/twilio-cr-gemini-python

AI voice assistant that uses Twilio Voice and ConversationRelay, and the Google Gemini API to engage in two-way conversations over a phone call.

Primary LanguagePython

AI Voice Assistant with Twilio and Google Gemini (Python)

This project creates a AI voice assistant that uses Twilio Voice and ConversationRelay, and the Google Gemini API to engage in two-way conversations over a phone call.

Overview

This application allows users to call a Twilio number and interact with an AI assistant powered by Google's gemini-2.5-flash model. The assistant will respond to user queries in natural, spoken language.

Prerequisites

Installation

  1. Clone this repository:

    git clone https://github.com/rishabkumar7/twilio-cr-gemini-python
    cd twilio-cr-gemini-python
  2. Install the required dependencies. It's recommended to use a virtual environment.

    pip install -r requirements.txt
  3. Configure your environment variables by creating a .env file in the root of your project:

    • You can copy the example: cp .env.example .env (if you have one) or create it manually.

    • Add your keys to the .env file:

      # .env file
      GOOGLE_API_KEY="YOUR_GOOGLE_AI_API_KEY_HERE"
      NGROK_URL="your-ngrok-forwarding-url.ngrok-free.app"

Usage

  1. Start ngrok to expose your local server to the internet on port 8080:

    ngrok http 8080
  2. Copy the https:// forwarding URL from your ngrok terminal and update the NGROK_URL in your .env file with the domain part (e.g., your-ngrok-forwarding-url.ngrok-free.app).

  3. Run the application:

    python main.py
  4. Configure your Twilio phone number's voice webhook. In the Twilio console, navigate to your number's settings and under "A CALL COMES IN", set the webhook to your ngrok URL with the /twiml endpoint (e.g., https://your-ngrok-forwarding-url.ngrok-free.app/twiml).

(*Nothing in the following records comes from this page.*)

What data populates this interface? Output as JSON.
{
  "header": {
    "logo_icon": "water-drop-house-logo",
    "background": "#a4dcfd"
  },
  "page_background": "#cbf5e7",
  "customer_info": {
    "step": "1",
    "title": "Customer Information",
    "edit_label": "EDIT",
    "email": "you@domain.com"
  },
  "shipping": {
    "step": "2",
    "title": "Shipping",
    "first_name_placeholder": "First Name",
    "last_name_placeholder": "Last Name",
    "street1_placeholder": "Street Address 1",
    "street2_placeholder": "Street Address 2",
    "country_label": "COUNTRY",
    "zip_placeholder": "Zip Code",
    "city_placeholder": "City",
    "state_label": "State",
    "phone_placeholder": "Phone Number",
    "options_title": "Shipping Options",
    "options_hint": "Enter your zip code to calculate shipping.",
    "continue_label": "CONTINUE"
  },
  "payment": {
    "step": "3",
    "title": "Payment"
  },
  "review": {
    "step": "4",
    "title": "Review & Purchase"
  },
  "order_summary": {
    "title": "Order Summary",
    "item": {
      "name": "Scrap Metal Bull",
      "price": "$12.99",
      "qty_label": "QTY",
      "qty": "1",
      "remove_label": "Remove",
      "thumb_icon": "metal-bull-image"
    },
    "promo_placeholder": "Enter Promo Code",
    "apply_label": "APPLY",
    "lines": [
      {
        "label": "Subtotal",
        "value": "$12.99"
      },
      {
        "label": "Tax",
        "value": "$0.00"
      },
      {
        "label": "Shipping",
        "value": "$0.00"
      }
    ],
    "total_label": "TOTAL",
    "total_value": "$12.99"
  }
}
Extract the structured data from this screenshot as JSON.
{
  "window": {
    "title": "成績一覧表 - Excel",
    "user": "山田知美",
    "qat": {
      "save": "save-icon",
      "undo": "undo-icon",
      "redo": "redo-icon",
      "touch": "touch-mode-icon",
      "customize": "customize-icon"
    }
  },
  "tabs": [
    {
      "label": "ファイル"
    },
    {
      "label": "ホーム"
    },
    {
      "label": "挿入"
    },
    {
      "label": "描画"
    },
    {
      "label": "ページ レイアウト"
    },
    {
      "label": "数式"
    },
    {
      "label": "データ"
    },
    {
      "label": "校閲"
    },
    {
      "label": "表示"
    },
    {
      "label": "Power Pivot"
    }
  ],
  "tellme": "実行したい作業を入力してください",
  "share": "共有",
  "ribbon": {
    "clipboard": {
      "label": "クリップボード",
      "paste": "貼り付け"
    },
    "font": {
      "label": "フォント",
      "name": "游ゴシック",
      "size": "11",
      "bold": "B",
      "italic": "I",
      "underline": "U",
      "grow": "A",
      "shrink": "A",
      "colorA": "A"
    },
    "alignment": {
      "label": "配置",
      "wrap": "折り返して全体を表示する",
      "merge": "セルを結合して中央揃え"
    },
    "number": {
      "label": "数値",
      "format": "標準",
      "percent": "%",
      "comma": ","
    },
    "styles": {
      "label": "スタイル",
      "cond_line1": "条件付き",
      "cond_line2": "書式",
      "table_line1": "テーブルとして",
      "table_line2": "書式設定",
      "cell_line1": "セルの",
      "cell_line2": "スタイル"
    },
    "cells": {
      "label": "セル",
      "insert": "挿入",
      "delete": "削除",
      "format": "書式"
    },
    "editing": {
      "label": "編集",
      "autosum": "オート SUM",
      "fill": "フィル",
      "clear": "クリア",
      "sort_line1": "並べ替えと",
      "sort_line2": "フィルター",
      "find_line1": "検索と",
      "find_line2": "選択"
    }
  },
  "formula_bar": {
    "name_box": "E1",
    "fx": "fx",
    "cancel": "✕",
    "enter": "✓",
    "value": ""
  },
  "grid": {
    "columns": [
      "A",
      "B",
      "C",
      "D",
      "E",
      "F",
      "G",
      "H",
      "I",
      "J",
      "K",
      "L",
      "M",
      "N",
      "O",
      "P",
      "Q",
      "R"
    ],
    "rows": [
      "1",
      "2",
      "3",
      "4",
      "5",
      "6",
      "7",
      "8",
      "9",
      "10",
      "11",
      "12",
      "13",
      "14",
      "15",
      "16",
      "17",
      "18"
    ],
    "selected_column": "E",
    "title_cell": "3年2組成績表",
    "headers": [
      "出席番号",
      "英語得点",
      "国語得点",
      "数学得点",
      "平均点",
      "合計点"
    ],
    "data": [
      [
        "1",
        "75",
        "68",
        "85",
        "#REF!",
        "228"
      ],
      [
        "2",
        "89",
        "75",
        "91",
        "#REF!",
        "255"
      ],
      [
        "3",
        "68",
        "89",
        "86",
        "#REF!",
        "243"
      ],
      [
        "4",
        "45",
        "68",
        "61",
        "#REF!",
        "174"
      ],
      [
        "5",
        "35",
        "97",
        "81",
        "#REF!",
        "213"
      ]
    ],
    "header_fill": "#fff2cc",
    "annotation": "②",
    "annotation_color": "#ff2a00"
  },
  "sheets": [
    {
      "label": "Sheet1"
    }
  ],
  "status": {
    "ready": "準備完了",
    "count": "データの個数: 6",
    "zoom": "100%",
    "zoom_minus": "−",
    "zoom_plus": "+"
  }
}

  5. Call your Twilio number and start talking to your new Gemini-powered voice assistant!

How It Works

  1. When a user calls the Twilio number, Twilio makes an HTTP request to the /twiml endpoint.
  2. The application returns TwiML, which instructs Twilio to establish a WebSocket connection to the server at /ws.
  3. Voice input from the user is transcribed by Twilio and sent to the server as JSON messages over the WebSocket.
  4. The server sends the transcribed text to the Google Gemini API and gets a response.
  5. The AI-generated text response is sent back to Twilio through the WebSocket.
  6. Twilio's built-in Text-to-Speech (TTS) engine converts the text to audio and plays it for the user.
  7. The conversation continues until the call is disconnected.

Project Structure

  • main.py: The main application file containing the FastAPI server, WebSocket handler, and Google Gemini integration.

  • requirements.txt: A file listing the Python dependencies.

  • .env: A file for storing environment variables like your GOOGLE_API_KEY and NGROK_URL.